Sister of Leah and niece of Rebekah, Rachel is a matriarch of the people of Israel. Genesis picks up her story when she meets her cousin Jacob at a well, the biblical singles spot par excellence (Gen 29:1-14). Rachel’s father Laban and Jacob’s mother Rebekah were siblings, which, in the world of Genesis, made for the best kind of match. Jacob agreed to work for Laban for seven years in return for being able to marry Rachel, but when the time came, Laban tricked the trickster, substituting Leah and insisting that, as the elder sister, she must marry first. After agreeing to work for Laban for seven more years, Jacob was finally allowed to marry his beloved Rachel as well (Gen 29:15-30).
Jacob favored Rachel, so God made Leah fertile, which in turn aggravated childless Rachel. Competition between the sisters escalated, with both enlisting their “maids” Bilhah (Rachel) and Zilpah (Leah) to bear children on their behalf, a common form of surrogacy in that context. Eventually Rachel gave birth to Joseph, who became Jacob’s favorite son (Gen 29:31-30:24). Rachel died just after giving birth to a second son, Benjamin (Gen 35:16-20).
Was Rachel a victim?
Rachel’s story may not seem very inspiring. It focuses largely on challenges related to marriage and childbearing.
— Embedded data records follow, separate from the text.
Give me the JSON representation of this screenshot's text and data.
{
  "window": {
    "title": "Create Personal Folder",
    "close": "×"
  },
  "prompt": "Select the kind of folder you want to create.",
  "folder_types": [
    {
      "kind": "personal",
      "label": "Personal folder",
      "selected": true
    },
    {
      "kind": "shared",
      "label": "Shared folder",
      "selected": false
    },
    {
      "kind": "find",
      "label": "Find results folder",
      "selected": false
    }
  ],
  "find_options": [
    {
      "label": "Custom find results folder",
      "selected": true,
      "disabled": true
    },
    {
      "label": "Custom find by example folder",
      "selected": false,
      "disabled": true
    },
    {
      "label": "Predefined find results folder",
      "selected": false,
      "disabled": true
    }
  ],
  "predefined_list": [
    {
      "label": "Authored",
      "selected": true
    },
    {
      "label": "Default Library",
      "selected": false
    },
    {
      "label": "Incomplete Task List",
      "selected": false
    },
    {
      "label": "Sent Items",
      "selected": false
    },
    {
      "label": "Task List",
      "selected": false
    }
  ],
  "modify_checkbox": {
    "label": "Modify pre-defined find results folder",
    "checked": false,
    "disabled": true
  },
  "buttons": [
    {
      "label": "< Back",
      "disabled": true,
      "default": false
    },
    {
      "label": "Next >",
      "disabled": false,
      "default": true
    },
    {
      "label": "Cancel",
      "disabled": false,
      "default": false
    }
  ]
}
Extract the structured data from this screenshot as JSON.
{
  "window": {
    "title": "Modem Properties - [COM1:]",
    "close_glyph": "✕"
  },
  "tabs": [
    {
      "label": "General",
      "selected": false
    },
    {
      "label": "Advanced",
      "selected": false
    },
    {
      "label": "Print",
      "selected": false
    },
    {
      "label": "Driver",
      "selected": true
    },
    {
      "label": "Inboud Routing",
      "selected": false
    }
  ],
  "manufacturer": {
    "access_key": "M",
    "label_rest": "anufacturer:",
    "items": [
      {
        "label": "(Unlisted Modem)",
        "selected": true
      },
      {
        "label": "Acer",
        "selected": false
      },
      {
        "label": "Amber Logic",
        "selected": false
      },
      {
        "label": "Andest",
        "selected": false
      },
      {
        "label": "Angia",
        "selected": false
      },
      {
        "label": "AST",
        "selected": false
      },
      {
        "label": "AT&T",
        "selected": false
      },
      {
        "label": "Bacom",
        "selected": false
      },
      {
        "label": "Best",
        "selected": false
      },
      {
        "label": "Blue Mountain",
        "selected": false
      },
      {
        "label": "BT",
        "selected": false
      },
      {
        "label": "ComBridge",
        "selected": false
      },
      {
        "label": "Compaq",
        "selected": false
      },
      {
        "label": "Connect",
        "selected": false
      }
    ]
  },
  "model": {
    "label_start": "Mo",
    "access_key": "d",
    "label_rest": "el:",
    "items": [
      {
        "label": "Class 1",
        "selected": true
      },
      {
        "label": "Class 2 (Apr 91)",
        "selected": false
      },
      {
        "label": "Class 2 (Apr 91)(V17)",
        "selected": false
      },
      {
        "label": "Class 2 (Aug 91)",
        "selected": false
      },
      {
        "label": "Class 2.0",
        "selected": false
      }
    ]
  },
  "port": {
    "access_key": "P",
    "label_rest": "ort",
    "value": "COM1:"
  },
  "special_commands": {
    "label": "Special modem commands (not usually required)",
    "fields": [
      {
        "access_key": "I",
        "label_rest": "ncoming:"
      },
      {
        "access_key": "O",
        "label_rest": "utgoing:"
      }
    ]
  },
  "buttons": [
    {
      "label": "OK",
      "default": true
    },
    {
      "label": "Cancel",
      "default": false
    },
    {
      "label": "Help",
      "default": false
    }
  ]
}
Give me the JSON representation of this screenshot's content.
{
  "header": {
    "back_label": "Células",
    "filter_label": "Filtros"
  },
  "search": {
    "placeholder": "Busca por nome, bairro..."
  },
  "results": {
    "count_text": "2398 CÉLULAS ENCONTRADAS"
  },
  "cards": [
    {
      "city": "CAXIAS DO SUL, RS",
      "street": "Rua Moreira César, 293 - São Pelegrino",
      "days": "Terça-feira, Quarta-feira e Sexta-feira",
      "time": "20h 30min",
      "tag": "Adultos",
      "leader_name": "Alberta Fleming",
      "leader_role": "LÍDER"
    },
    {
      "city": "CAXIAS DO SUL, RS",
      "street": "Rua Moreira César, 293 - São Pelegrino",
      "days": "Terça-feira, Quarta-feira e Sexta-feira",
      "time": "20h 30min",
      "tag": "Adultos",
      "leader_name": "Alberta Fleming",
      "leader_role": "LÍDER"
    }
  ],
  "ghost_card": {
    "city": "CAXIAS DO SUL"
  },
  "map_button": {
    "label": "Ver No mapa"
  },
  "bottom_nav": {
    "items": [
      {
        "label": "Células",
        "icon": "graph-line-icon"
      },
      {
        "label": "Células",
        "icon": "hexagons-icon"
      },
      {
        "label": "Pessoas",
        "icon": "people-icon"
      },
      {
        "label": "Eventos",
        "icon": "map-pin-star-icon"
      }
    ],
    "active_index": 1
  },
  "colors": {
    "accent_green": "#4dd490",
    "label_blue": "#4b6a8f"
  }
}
She lives in frequent competition with her sister and dies tragically.
However, there is another side to Rachel’s story. Her protracted infertility fits into a larger biblical pattern that signals the special importance of the child (Joseph) who finally arrives. In this sense, Rachel’s tragedy is also her triumph.
Likewise, the prominence of marriage and childbearing in Rachel’s story does not diminish her individual worth. Our natural tendency is to read Genesis through our own culture’s expectations about gender, marriage, and family, but Genesis plays by different rules. While individual-oriented cultures emphasize autonomy and independence, group-oriented cultures like Rachel’s prioritize the “we” rather than the “I.” The emphasis on marriage and childbearing in Rachel’s story thus reflects the importance of collective survival for both women and men in her society, and especially for those implicated in God’s promise to make a great nation from Abraham’s descendants.
Rachel’s story comes to us through authors whose priorities may not correspond to our own. While we may wonder about Rachel’s overall feelings toward Jacob and Leah, Genesis focuses elsewhere. Had the story come to us from a different culture, strata of society, or gender, it would be very different.
Why does Rachel’s attempt at surrogacy turn out so differently than Sarah’s?
Infertility shows up frequently in the stories of the matriarchs and other biblical women. It posed a threefold problem, depriving women both emotionally and economically, as well as threatening the continuity of a family that God had promised to make into a great nation. Both Sarah and Rachel responded to their infertility by enlisting their “maids” to bear children on their behalf. But Bilhah’s children Dan and Naphtali become the ancestors of tribes of Israel while Hagar’s son Ishmael becomes the ancestor of a different people (see Gen 16, Gen 21:18, Gen 25:12-18). Why would the same procedure, undertaken with the same rationale, produce such different outcomes?
This is just one of many such discrepancies. Jacob’s sons by different women become tribes of the same people while he and his twin brother Esau become ancestors of different peoples (Gen 36). Incest between Lot and his daughters lead to the creation of two new peoples (Gen 19:30-38). When it comes to determining the ancestors of Israel, Genesis does not seem to be operating by a consistent set of rules.
These discrepancies show that Israel comes into being through the promises of God, a process very different from the transmission of ethnicity in a modern context. They also signal that modern readers may be putting these stories in the wrong genre. The writers of Genesis often sacrificed logic because its narratives aren’t primarily personal histories. Genesis is the story of a people in which the past and the present are closely entwined. The matriarchs’ stories have a sociological function: to convey the nuances of the society from which their story is told, accounting for its different subgroups and the dynamics between them. For the Israelite authors of their stories, the matriarchs and their children are not just ancestors of the tribes that bear their name. They are also reflections of those tribes.
Bibliography
- Diamant, Anita. The Red Tent. New York: St. Martin’s Press, 1997.
- Frymer-Kensky, Tikva. “Rachel.” Pages 138–40 in Women in Scripture: A Dictionary of Named and Unnamed Women in the Hebrew Bible, the Apocryphal/Deuterocanonical Books, and the New Testament. Edited by Carol Meyers and Toni Craven. Grand Rapids, MI: Eerdmans, 2001.
- Ebeling, Jennie. Women’s Lives in Biblical Times. New York: T&T Clark, 2010.